The reasons for this are varied. There are fewer good horses to buy than there were 10 years ago. We’ve gone from foal crops in the thirty thousands to the low twenties. That’s a huge difference.

Buyers are getting really picky and even more sophisticated. The days of “taking a chance” on a horse with some physical flaws or pedigree question marks are gone at least for now. It means buyers are all focusing on the tiny group of “perfect horses.” They look good on paper. They pass all the x-rays, heart scans, pedigree nicking reports and even DNA analyses that buyers throw at them. And then they bring the top dollar.

Finally, I’ve found that the buyers with the big dough stick around longer than they used to through the first week of the sale. Their hefty checkbooks force everyone who is a little less loaded to look harder and be more imaginative and creative in their search for good horses, because the big guns tend to aim at the obvious targets.

So we bought an amazing colt by Pyro. The creative side of this is that he’s a first year stallion. None of his little puppies have run yet- Pyro is all promise with the hope of top performance. So you go with what you saw when the stallion was a fighter and runner, not a lover.

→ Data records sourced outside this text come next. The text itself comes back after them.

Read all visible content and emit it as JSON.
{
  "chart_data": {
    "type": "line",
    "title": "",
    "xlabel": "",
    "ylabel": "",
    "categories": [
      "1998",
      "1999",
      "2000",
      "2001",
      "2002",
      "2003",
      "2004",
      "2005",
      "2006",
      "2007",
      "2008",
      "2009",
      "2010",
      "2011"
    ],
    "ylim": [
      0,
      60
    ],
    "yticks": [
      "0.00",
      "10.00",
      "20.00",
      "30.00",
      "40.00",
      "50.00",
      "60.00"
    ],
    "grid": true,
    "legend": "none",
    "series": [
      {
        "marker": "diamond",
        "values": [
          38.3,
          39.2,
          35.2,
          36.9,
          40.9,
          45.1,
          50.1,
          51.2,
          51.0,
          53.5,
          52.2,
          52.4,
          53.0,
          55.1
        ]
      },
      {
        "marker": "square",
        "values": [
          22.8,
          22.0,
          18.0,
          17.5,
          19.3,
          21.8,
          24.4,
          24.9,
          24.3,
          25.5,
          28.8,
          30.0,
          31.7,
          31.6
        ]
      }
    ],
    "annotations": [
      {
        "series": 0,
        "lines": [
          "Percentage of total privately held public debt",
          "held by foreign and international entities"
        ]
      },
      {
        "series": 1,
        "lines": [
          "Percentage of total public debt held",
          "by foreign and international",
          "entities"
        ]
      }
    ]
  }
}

We like that Pyro was a top two-year-old- second in the Breeders Cup Juvenile. He was a Kentucky Derby contender with his win in the Louisiana Derby. When our biomechanical consultants told us that the Pyro colt was a top profile for all the yearlings evaluated on the day, we were sold. That’s being creative and crafty when the competition is tenacious.

And we get up the next morning and try to do it all over again.